Suite à d’importants problèmes de vue, l’artisan s’orientera vers d’autres domaines, ne pouvant espérer faire carrière dans l’artisanat horloger. Il désire devenir artiste-peintre mais son professeur l’orientera vers l’architecture et la décoration. Ce dernier ne décelait pas son talent dans la peinture. Avec deux autres élèves, il est alors invité à participer à la réalisation d’une maison. A l’âge de 17 ans, il prend part à la décoration de sa première villa sous l’égide de l’architecte Chapallaz, qui aura une grande influence dans ses premières années architecturales.

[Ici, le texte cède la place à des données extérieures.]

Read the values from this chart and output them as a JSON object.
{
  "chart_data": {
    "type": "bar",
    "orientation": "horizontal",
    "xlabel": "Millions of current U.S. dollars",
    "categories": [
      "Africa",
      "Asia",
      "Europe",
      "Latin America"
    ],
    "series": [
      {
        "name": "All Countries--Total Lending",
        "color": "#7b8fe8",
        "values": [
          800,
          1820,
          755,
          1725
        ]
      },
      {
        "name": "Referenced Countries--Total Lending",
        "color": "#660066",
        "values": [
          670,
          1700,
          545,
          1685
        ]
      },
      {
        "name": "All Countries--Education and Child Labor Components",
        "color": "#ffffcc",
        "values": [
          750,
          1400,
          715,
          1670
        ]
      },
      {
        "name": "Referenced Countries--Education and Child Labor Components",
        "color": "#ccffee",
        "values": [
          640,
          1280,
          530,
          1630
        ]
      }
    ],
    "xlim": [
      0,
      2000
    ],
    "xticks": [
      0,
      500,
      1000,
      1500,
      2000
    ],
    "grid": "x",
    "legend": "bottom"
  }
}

Le voyageur aux projets fous

Doté d’une imagination et d’une créativité débordantes, Le Corbusier s’est notamment fait connaître grâce à ses nombreux voyages. En l’ayant influencé personnellement et professionnellement, ils lui ont permis de développer sa conception et sa technique de l’architecture. Pendant ses périples, il veillait à prendre le temps nécessaire pour analyser la manière dont l’architecture des endroits qu’il traversait donnait naissance aux immeubles qu’il voyait. Dans ce sens, on peut constater que son architecture et son style particulier découlent d’un condensé d’observations internationales et multiculturelles.

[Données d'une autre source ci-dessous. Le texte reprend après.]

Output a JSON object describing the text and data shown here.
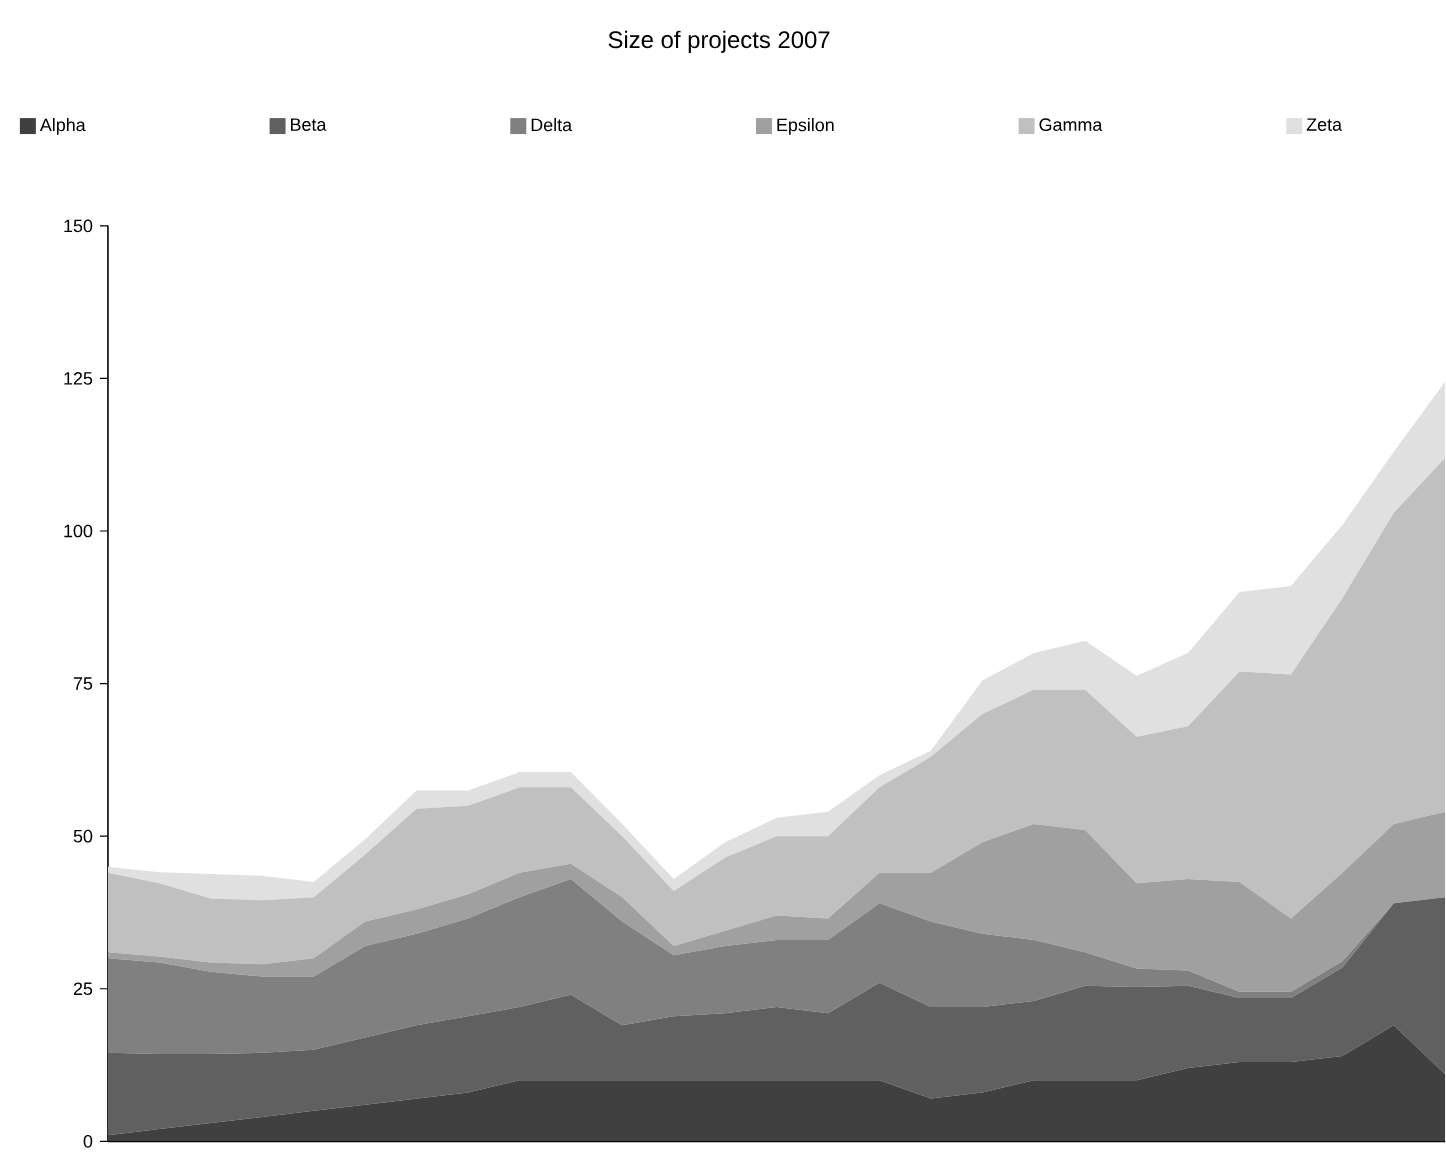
{
  "chart_data": {
    "type": "area",
    "title": "Size of projects 2007",
    "stacked": true,
    "legend": "top",
    "tick_labels": "y",
    "categories": [
      null,
      null,
      null,
      null,
      null,
      null,
      null,
      null,
      null,
      null,
      null,
      null,
      null,
      null,
      null,
      null,
      null,
      null,
      null,
      null,
      null,
      null,
      null,
      null,
      null,
      null,
      null
    ],
    "ylim": [
      0,
      150
    ],
    "yticks": [
      0,
      25,
      50,
      75,
      100,
      125,
      150
    ],
    "series": [
      {
        "name": "Alpha",
        "color": "#404040",
        "values": [
          1,
          2,
          3,
          4,
          5,
          6,
          7,
          8,
          10,
          10,
          10,
          10,
          10,
          10,
          10,
          10,
          7,
          8,
          10,
          10,
          10,
          12,
          13,
          13,
          14,
          19,
          11
        ]
      },
      {
        "name": "Beta",
        "color": "#606060",
        "values": [
          13.5,
          12.3,
          11.3,
          10.5,
          10,
          11,
          12,
          12.5,
          12,
          14,
          9,
          10.5,
          11,
          12,
          11,
          16,
          15,
          14,
          13,
          15.5,
          15.3,
          13.5,
          10.5,
          10.5,
          14.5,
          20,
          29
        ]
      },
      {
        "name": "Delta",
        "color": "#808080",
        "values": [
          15.5,
          15,
          13.5,
          12.5,
          12,
          15,
          15,
          16,
          18,
          19,
          17,
          10,
          11,
          11,
          12,
          13,
          14,
          12,
          10,
          5.5,
          3,
          2.5,
          1,
          1,
          1,
          0,
          0
        ]
      },
      {
        "name": "Epsilon",
        "color": "#a0a0a0",
        "values": [
          1,
          1,
          1.5,
          2,
          3,
          4,
          4,
          4,
          4,
          2.5,
          4,
          1.5,
          2.5,
          4,
          3.5,
          5,
          8,
          15,
          19,
          20,
          14,
          15,
          18,
          12,
          14.5,
          13,
          14
        ]
      },
      {
        "name": "Gamma",
        "color": "#c0c0c0",
        "values": [
          13,
          12,
          10.5,
          10.5,
          10,
          11,
          16.5,
          14.5,
          14,
          12.5,
          10,
          9,
          12,
          13,
          13.5,
          14,
          19,
          21,
          22,
          23,
          24,
          25,
          34.5,
          40,
          45,
          51,
          58
        ]
      },
      {
        "name": "Zeta",
        "color": "#e0e0e0",
        "values": [
          1,
          1.8,
          4,
          4,
          2.5,
          2.5,
          3,
          2.5,
          2.5,
          2.5,
          2,
          2,
          2.5,
          3,
          4,
          2,
          1,
          5.5,
          6,
          8,
          10,
          12,
          13,
          14.5,
          12,
          10,
          12.5
        ]
      }
    ]
  }
}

Une identité plurielle et forte, qui pouvait donner naissance à des projets un peu fous, comme celui du «plan voisin». Son idée, présentée dans les années 1920, prévoyait entre autre de bâtir une ville de trois millions d’habitants sur un terrain dégagé situé en région parisienne. Un projet dont les proportions impressionnantes. 24 gratte-ciels pour loger 500 000 habitants, une cité d’affaires de 240 hectares, une périphérie d’usines et des cités jardins éloignées. A l’époque, tout cela a séduit l’industriel Gabriel Voisin, constructeur d’avions et d’automobiles. Ce dernier finança d’ailleurs une étude dans l’optique de pouvoir concrétiser ce projet au centre de la capitale française. Cette collaboration entre Le Corbusier et Voisin permet de souligner l’obsession de l’architecte pour le modernisme. Et notamment la place des automobiles dans la ville.

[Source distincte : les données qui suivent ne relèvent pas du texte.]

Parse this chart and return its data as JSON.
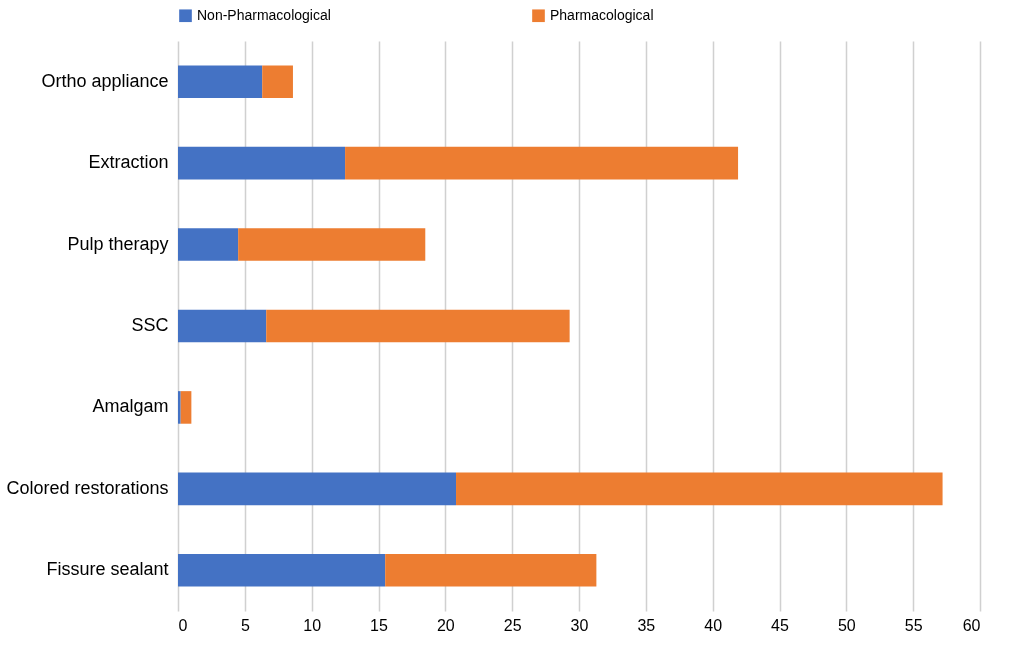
{
  "chart_data": {
    "type": "bar",
    "orientation": "horizontal",
    "stacked": true,
    "categories": [
      "Ortho appliance",
      "Extraction",
      "Pulp therapy",
      "SSC",
      "Amalgam",
      "Colored restorations",
      "Fissure sealant"
    ],
    "series": [
      {
        "name": "Non-Pharmacological",
        "color": "#4472c4",
        "values": [
          6.3,
          12.5,
          4.5,
          6.6,
          0.2,
          20.8,
          15.5
        ]
      },
      {
        "name": "Pharmacological",
        "color": "#ed7d31",
        "values": [
          2.3,
          29.4,
          14.0,
          22.7,
          0.8,
          36.4,
          15.8
        ]
      }
    ],
    "xlim": [
      0,
      60
    ],
    "xticks": [
      0,
      5,
      10,
      15,
      20,
      25,
      30,
      35,
      40,
      45,
      50,
      55,
      60
    ],
    "grid": "x",
    "legend": "top"
  }
}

Parfois brutale, sa conception de l’urbanisme très tranchée pouvait être décriée. Tourné vers l’avenir, le théoricien prévoyait en effet de raser des immeubles et rues historiques, datant parfois de plusieurs siècles, pour donner naissance à ses idées les plus folles.

Une vision franche, certainement en décalage avec son temps, qui a tout de même le mérite de continuer à alimenter les débats sur les directions à suivre dans l’architecture de demain.